Giskes, too, knew that the game was up. He had sensed from December 1943 that SOE’s messages to the agents in his hands had grown more cautious. He decided to go out with a flourish. On April 1, 1944, he transmitted the following unenciphered message to London:
We understand that you have been endeavouring for some time to do business in Holland without our assistance. We regret this the more since we have acted for so long as your sole representatives in this country, to our mutual satisfaction. Nevertheless we can assure you that, should you be thinking of paying us a visit on the Continent on any extensive scale, we shall give your emissaries the same attention as we have hitherto, and a similarly warm welcome. Hoping to see you.
The joke wasn’t seen as very funny in London—but then it wasn’t meant to be. It was intended as a humiliation. It wasn’t just agents that SOE had lost; it had sent 355,500 guilders to Holland—roughly $130,000, or about $2 million in today’s money. But the human cost was far worse. Between November 1941 and May 1943, SOE had sent 53 agents into Holland. Fifty-one were caught by the Nazis. Of those—despite the promises that they would be protected—47 were killed, almost all by the SS.

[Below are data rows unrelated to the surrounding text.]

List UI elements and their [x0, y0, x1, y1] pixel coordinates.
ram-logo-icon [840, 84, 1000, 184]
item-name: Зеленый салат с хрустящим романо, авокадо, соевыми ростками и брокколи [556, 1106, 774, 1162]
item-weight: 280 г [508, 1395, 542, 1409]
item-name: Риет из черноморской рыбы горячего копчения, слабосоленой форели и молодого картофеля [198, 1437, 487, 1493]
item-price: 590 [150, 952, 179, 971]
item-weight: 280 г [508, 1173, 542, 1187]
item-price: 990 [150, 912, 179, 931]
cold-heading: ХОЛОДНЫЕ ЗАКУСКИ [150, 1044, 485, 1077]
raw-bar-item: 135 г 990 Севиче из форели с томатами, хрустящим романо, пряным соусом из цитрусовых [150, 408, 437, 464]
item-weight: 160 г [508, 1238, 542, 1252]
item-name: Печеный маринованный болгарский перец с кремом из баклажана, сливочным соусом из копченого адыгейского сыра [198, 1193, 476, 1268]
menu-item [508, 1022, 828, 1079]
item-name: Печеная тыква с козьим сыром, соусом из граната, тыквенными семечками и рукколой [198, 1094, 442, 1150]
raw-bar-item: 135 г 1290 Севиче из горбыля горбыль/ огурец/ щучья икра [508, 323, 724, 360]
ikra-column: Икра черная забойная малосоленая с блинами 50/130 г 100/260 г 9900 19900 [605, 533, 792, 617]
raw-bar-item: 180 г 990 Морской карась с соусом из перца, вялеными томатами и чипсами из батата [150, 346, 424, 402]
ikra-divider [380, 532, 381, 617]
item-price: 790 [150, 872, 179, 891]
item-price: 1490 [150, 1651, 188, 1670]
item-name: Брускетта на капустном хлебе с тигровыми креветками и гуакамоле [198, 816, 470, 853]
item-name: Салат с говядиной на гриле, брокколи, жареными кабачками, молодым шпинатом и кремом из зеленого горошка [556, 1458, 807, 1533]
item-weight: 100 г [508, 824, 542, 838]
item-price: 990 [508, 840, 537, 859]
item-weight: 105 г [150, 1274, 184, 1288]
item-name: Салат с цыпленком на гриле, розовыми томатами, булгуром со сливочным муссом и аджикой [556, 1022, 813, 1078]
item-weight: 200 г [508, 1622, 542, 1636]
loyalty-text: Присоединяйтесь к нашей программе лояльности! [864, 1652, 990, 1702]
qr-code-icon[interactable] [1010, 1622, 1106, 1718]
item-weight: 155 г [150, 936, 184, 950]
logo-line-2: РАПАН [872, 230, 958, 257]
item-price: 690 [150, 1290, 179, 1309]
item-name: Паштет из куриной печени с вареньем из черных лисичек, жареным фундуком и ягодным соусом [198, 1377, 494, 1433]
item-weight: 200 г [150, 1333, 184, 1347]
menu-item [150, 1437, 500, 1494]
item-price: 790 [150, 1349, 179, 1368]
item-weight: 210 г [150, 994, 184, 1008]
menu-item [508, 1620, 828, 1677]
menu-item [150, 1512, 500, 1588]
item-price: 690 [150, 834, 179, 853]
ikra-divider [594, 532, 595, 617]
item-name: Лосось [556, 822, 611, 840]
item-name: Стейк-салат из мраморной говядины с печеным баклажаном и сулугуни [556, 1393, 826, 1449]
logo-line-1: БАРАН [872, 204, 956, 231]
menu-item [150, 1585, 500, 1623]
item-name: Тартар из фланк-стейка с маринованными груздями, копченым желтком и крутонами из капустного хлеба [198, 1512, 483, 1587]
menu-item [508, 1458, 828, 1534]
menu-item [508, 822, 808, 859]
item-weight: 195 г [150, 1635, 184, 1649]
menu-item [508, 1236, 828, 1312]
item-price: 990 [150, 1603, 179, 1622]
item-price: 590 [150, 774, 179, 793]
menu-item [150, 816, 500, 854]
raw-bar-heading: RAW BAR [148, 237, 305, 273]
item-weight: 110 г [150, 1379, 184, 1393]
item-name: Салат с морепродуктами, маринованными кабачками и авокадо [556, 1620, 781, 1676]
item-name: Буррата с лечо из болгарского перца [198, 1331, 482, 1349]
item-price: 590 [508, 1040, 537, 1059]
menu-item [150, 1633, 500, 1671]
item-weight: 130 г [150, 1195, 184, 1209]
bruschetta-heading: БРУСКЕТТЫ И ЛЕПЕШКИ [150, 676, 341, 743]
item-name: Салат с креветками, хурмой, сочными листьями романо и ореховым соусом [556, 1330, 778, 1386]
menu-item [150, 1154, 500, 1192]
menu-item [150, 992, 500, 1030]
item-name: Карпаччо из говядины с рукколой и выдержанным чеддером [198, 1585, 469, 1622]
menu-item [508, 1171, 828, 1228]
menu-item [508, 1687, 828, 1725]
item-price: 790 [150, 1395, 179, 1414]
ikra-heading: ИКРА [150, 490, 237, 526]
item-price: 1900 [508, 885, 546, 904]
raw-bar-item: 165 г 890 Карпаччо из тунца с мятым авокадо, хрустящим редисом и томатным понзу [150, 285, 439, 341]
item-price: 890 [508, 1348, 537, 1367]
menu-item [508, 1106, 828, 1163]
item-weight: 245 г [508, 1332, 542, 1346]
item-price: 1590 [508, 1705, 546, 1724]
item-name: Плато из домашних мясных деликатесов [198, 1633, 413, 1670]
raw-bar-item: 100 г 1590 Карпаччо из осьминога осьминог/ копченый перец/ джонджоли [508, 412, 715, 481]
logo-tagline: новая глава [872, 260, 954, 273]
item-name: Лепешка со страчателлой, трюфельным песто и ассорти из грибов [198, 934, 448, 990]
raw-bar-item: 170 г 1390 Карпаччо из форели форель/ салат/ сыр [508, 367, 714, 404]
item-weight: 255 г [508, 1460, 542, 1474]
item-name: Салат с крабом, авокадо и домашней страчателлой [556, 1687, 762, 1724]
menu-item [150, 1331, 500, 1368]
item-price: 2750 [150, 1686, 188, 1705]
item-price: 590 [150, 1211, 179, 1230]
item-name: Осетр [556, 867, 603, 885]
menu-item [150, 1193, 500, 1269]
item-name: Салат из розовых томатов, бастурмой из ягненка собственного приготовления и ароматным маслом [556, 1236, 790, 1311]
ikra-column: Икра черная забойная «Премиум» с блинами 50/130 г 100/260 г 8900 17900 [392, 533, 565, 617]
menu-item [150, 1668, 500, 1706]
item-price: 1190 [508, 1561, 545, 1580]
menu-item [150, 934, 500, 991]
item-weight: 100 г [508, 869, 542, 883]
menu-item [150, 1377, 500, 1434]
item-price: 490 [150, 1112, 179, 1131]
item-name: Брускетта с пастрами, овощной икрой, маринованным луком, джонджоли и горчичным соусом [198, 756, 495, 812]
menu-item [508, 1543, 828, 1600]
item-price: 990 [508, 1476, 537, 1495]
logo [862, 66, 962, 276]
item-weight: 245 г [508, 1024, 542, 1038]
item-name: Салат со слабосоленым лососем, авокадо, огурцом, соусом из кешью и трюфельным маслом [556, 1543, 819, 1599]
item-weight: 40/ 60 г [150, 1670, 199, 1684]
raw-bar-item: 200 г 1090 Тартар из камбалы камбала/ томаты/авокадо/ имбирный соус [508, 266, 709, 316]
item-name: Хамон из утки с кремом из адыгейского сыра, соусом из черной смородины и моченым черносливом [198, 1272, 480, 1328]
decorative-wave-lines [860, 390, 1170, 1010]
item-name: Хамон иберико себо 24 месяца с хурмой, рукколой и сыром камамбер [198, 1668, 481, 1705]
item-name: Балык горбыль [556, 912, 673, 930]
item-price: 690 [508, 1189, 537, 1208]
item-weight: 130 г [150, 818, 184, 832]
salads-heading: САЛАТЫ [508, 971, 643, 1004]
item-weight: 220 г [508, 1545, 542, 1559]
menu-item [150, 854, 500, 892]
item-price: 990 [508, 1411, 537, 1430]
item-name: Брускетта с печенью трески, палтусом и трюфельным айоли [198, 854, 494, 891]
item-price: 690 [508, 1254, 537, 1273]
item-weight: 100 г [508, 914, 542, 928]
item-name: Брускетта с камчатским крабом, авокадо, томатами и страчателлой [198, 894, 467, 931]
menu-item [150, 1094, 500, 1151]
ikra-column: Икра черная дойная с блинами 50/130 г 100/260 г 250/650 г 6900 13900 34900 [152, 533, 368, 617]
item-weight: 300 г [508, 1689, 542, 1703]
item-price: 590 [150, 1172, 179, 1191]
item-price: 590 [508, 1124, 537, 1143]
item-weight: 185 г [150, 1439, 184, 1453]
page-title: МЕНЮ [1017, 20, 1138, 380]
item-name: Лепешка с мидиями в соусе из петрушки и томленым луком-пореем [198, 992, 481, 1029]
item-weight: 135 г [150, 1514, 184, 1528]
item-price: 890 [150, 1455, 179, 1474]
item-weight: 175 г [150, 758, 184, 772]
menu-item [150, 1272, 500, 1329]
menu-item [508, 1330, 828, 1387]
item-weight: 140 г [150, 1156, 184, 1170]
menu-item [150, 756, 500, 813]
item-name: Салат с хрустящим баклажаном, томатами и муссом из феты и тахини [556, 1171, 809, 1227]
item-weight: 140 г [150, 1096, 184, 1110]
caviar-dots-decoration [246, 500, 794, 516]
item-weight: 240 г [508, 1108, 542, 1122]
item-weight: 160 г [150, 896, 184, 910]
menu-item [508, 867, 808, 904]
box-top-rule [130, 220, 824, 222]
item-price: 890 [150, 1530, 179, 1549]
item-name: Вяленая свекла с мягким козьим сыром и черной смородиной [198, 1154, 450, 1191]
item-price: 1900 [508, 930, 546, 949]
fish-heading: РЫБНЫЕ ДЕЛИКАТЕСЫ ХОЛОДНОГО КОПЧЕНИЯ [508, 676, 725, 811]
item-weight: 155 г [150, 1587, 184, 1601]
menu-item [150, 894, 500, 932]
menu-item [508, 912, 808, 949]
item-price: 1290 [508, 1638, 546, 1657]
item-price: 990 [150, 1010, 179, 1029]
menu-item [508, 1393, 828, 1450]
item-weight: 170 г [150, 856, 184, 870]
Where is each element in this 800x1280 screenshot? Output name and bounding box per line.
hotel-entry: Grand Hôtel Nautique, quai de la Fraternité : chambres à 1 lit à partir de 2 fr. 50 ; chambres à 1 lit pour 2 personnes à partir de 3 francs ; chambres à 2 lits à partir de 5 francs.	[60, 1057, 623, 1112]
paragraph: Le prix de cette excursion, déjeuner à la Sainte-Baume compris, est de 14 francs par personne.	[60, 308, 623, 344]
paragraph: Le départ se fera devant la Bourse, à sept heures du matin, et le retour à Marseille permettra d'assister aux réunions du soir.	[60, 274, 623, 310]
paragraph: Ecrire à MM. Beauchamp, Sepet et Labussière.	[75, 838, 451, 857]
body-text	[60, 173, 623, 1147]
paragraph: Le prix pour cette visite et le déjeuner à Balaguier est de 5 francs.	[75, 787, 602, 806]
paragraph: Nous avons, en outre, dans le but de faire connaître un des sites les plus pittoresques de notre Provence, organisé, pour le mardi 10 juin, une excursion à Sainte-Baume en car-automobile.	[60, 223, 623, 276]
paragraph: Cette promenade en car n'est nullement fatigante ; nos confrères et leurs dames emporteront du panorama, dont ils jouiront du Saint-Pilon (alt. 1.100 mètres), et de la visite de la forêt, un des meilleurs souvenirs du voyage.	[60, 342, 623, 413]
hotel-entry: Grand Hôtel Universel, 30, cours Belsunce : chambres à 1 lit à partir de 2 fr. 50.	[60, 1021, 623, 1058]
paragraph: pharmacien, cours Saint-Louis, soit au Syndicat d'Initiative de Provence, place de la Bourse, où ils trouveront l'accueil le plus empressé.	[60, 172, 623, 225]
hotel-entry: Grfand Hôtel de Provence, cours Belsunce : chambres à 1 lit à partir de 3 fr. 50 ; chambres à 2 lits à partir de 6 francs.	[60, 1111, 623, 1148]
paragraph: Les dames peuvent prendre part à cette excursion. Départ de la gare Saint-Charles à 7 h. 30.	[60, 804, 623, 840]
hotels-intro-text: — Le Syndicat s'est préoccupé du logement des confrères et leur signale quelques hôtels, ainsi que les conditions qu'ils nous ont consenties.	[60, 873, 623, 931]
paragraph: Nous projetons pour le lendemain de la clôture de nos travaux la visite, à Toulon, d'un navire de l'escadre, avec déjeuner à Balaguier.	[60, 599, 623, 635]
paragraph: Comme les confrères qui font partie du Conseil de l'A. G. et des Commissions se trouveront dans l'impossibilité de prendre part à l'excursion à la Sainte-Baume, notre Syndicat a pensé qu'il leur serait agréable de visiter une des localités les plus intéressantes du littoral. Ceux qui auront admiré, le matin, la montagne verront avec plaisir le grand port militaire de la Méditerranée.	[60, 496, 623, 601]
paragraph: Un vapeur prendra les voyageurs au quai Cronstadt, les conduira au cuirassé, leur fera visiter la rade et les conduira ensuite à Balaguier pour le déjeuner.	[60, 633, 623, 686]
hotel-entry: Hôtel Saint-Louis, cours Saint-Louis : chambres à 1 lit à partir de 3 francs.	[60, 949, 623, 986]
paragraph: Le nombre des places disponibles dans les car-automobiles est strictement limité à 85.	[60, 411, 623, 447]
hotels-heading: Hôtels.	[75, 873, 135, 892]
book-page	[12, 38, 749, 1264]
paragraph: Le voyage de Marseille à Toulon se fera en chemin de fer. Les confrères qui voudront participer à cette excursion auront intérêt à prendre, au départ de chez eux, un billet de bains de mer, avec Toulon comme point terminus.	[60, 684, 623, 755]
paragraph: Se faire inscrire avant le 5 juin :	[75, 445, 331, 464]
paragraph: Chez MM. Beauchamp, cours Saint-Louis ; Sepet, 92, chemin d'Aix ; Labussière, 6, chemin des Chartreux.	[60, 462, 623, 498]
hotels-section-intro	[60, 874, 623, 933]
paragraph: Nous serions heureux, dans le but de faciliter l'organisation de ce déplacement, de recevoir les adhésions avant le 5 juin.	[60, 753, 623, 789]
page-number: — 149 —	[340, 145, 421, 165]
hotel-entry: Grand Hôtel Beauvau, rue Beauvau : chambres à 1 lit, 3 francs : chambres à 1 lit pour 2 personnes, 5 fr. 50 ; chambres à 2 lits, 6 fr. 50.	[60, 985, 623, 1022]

Leo Marks took little pleasure in having been proved right, and decades later still fizzed with anger at the waste of brave lives. After the war he became a playwright and screenwriter—although his most lasting contribution to cinema may have come in the movie Carve Her Name with Pride, about SOE agent Violet Szabo, which featured a 1943 poem by Marks, “The Life That I Have,” that she used to encode her messages.
SOE’s failure in Holland was so total that for decades suspicion lingered in the Netherlands that it must have been deliberate, part of an elaborate deception operation. Surely, the argument went, the wizards of British intelligence couldn’t have been so comprehensively fooled. They must have been playing a double game. The destruction of many of the outfit’s records in a fire in London shortly after the war only stoked those rumors.
But files released since 1998 tell a simpler, sadder tale—of the fog of war, of wishful thinking, and of a refusal to see the truth until it was far too late.